This is a good time to remember that, yes, the arc of the moral universe may bend toward justice, but it can be excruciatingly long.
That’s a slightly twisted version of an aphorism that’s most strongly associated with the Rev. Martin Luther King Jr., whose birthday we celebrate today. Around the country, many schools are closed for the holiday. Others are in session, but hopefully teachers are teaching about King’s life and legacy.
And hopefully schools everywhere are focusing their history lessons not just on King but on the civil rights struggle, and not only frontline leaders like King and Rep. John Lewis but strategists like Ella Baker and Bayard Rustin and fearless combatants like Fannie Lou Hamer and Vernon Dahmer. (Look them up!).
The effort to mark King’s birthday as a national holiday began soon after he was murdered in April 1968. Even that took 15 years to succeed; the arc was long. In 1983, President Ronald Reagan signed into law a bill that made the third Monday in January a federal holiday memorializing King. Authors of the bill were Republican Jack Kemp of New York state and Democrat Katie Hall of Gary, Ind.

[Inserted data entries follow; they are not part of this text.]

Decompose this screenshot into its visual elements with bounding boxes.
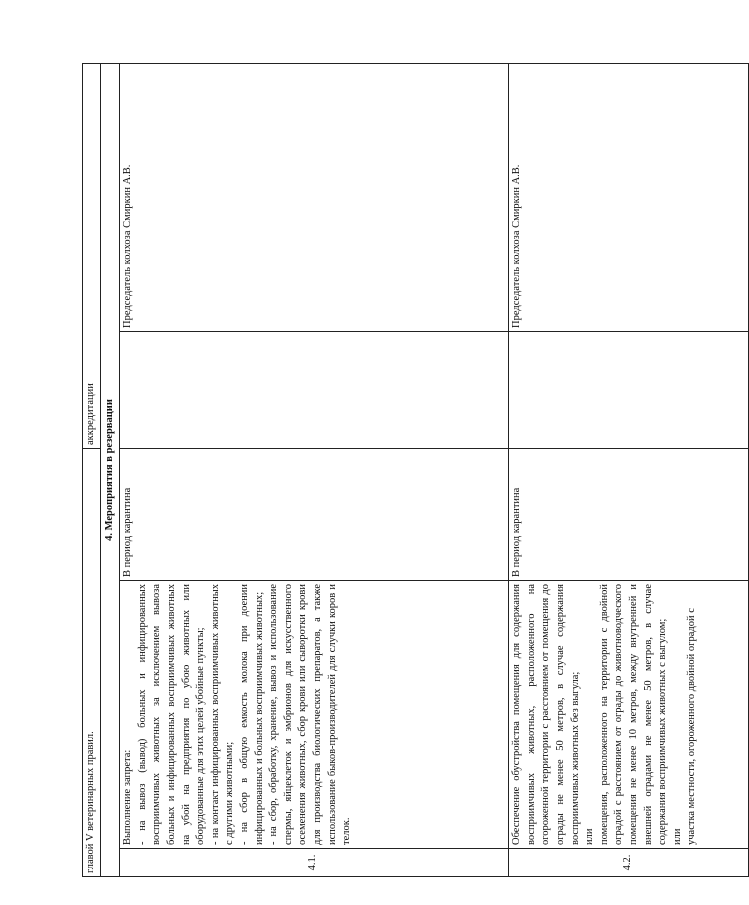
responsible-cell: Председатель колхоза Смиркин А.В. — [120, 63, 509, 331]
table-row — [509, 63, 749, 876]
measure-line: - на сбор в общую емкость молока при доении инфицированных и больных восприимчивых животных; — [238, 584, 265, 845]
row-number: 4.1. — [120, 849, 509, 877]
continuation-row — [83, 63, 101, 876]
measure-line: Выполнение запрета: — [122, 749, 134, 845]
measure-line: - на сбор, обработку, хранение, вывоз и использование спермы, яйцеклеток и эмбрионов для искусственного осеменения животных, сбор крови или сыворотки крови для производства биологических препаратов, а также использование быков-производителей для случки коров и телок. — [268, 584, 353, 845]
responsible-cell: Председатель колхоза Смиркин А.В. — [509, 63, 749, 331]
continuation-right-cell: аккредитации — [83, 63, 101, 448]
measure-cell — [120, 581, 509, 849]
measure-line: Обеспечение обустройства помещения для содержания восприимчивых животных, расположенного на огороженной территории с расстоянием от помещения до ограды не менее 50 метров, в случае содержания восприимчивых животных без выгула; — [511, 584, 581, 845]
row-number: 4.2. — [509, 849, 749, 877]
table-row — [120, 63, 509, 876]
period-cell: В период карантина — [120, 448, 509, 580]
measure-line: или — [584, 828, 596, 845]
quarantine-measures-table — [82, 63, 749, 877]
continuation-left-cell: главой V ветеринарных правил. — [83, 448, 101, 876]
measure-line: участка местности, огороженного двойной оградой с — [686, 608, 698, 845]
measure-line: или — [671, 828, 683, 845]
section-header-row — [100, 63, 120, 876]
measure-line: - на контакт инфицированных восприимчивых животных с другими животными; — [209, 584, 236, 845]
period-cell: В период карантина — [509, 448, 749, 580]
empty-cell — [509, 331, 749, 448]
measure-line: помещения, расположенного на территории с двойной оградой с расстоянием от ограды до животноводческого помещения не менее 10 метров, между внутренней и внешней оградами не менее 50 метров, в случае содержания восприимчивых животных с выгулом; — [598, 584, 669, 845]
measure-line: - на вывоз (вывод) больных и инфицированных восприимчивых животных за исключением вывоза больных и инфицированных восприимчивых животных на убой на предприятия по убою животных или оборудованные для этих целей убойные пункты; — [136, 584, 207, 845]
empty-cell — [120, 331, 509, 448]
section-title: 4. Мероприятия в резервации — [100, 63, 120, 876]
measure-cell — [509, 581, 749, 849]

Indiana University professor Bill Wiggins, who died last month, placed the quest for a King holiday in a much longer history of black freedom holidays, including Emancipation Proclamation anniversaries and Juneteenth, which marks when news of the end of the Civil War reached Galveston, Texas.
“The King holiday supporters were the latest in a long line of Afro-Americans who have sought to have one day declared a national holiday to commemorate Afro-American freedom,” he wrote in the 1989 book “O Freedom! Afro-American Emancipation Celebrations.”
Wiggins traced that history back to 1808, when the Rev. Absalom Jones of Philadelphia called for an annual day of thanksgiving for the abolition of the international slave trade. Future generations, he said, would mark with gratitude that Congress had ended “the trade which dragged your fathers from their native country, and sold them as bond men in the United States of America.”
But the arc of progress stalled. Slavery and the domestic slave trade continued another 57 years and ended only with a Civil War that cost over 600,000 lives. Then came 100 years of Jim Crow segregation and racial subjugation that were challenged but not overcome by the civil rights movement.
And now we have a president-elect who, on the weekend of Martin Luther King Jr. Day, launches mean-spirited attacks on Rep. John Lewis, a genuine hero of the movement who marched with King and was arrested and beaten multiple times as part of the struggle for freedom.
Lewis responded by saying he will keep fighting for justice. How can the rest of us do otherwise?